“Bicara Pada Langit III”
(Duh... Tuhan, Kuatkan aku)
Syaiful Bahri
Malam semakin tinggi. Udara terasa dingin. Kakiku
tidak mampu untuk berdiri. Sajadah merahku basah. Geliat malam membawa orang
pada mimpi-mimpinya. Entah mengapa aku teringat istriku yang setahun lalu
meninggalkanku dalam kesedihan bersama dua anak kami. Wajah lembut dan berseri
itu. Kini membayangi lintasan hatiku. Mungkinkah itu sebabnya dia datang
melihat aku.
Tidak! Tidak! Aku tidak boleh pergi. Anak-anakku
masih kecil. Mereka pasti sangat membutuhkan seorang ayah. Sejak umminya tidak
ada. Mereka kehilangan kasih sayang. Mereka butuh perhatian. Masa-masa mereka
sangat membutuhkan kehadiranku, ayahnya.
Ah, biar..biar..tinggalkan abang disini aja dik.
Tinggalkan abang bersama anak-anak. Mereka pasti sangat membutuhkan abang. Jika
waktunya nanti tiba. Insyaallah, kita juga akan bertemu. Mudah-mudahan kita
bisa mewarisi anak-anak yang akan mendoakan kita.
Malam makin larut.wajah itu makin jelas dihadapanku.
Aku tersenyum meyakinkan diri bahwa aku sangat menyayanginya. Itu aku katakan
kepadanya. Kami paham, mata kami, hati kami, bisa merasakannya. Alamku sudah
berbeda dengan alamnya. Tapi hati kami seakan masih menyatu. Benih-benih cinta
itu tidak akan pernah hilang dari hatiku.
Aku berjanji akan menjaga buah hati kami. Yah,
anak-anak kami. Bukankah cita-cita kami dulu selalu sama. Impian kami satu.

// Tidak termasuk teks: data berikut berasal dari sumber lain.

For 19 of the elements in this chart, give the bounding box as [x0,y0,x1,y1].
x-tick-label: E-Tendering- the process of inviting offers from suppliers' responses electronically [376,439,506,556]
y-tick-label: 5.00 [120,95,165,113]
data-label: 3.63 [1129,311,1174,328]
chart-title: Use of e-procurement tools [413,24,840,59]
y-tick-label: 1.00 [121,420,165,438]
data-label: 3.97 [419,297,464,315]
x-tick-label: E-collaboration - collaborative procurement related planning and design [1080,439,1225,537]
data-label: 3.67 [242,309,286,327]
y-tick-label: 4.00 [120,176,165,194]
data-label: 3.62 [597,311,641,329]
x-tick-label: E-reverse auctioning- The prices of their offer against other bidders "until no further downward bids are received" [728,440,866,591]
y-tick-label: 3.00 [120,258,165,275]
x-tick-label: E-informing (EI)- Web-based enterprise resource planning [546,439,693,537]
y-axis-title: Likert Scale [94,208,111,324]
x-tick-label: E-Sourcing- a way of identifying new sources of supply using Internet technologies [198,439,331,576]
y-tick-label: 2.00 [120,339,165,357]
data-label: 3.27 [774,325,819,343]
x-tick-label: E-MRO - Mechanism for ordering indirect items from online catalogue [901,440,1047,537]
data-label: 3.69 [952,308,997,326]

Semua demi anak-anak. Untuk anak-anak. Anak-anak yang sholeh, cerdas, pandai,
mengerti dan tahu silaturahmi. Pandai membawa diri dan selalu memberi. Saling
sayang menyayangi dan berbakti.
Harapan itu harapan kita. Harapan semua orang tua
yang memiliki anak. Bukankah itu tujuan pernikahan. Rumah tangga yang sakinah,
mawaddah, warahmah. Tentram, damai dan penuh limpahan rahmat dalam
mengarunginya.
Cita-cita kita dik, ada pada anak-anak kita. Benar,
dik. Mereka lahir dari rahim seorang ummi yang sholeh. Wanita yang baik dari
benih turunan yang baik. Dan ayah mereka sama, ummi mereka yang pertama. Ah,
indahnya kenangan itu.
Semakin larut khayalanku kemasa lalu. ketika kami
satu kuliah. Saat pertama aku mengenal gadis berjilbab seperti dia. Baginya aku
yang pertama. Uh, memang aku laki-laki yang paling beruntung sedunia. Coba
bayangkan disaat zaman sekarang seperti ini. Dimana pergaulan bebas dan
suka-suka menjangkiti generasi dan kawula mudanya. Aku menemukan mutiara yang paling indah. Selama hidupku.Haa…sungguh
beruntung sekali aku. Ternyata doaku yang kumaklumatkan saat remaja dulu telah
terijabah. Didengar dan dikabulkan oleh Tuhan. Tapi itu sungguh perjuangan yang
cukup panjang.
Untuk mendapatkan orang yang terbaik dan pelengkap
hidup kita. Kita juga harus menjadi yang terbaik. Aku ingat kalau Tuhan pernah
berkata.
“Ingat, kalian laki-laki ynag baik akan mendapatkan
wanita-wanita yang baik dan kalian laki-laki yang buruk akan mendapatkan
wanita-wanita yang buruk”.
Nah, jadilah aku dengan gadis berjilbab itu. Dia
gadis yang baik dan aku..eh…ingat kata Tuhan diatas itu. Waduh senang dan
bahagianya hatiku. Kami bahagia dan dia memiliki kemanjaan yang membahagiakan
diriku.
Tuhan….kenapa aku? Aku tidak bisa melupakan dia.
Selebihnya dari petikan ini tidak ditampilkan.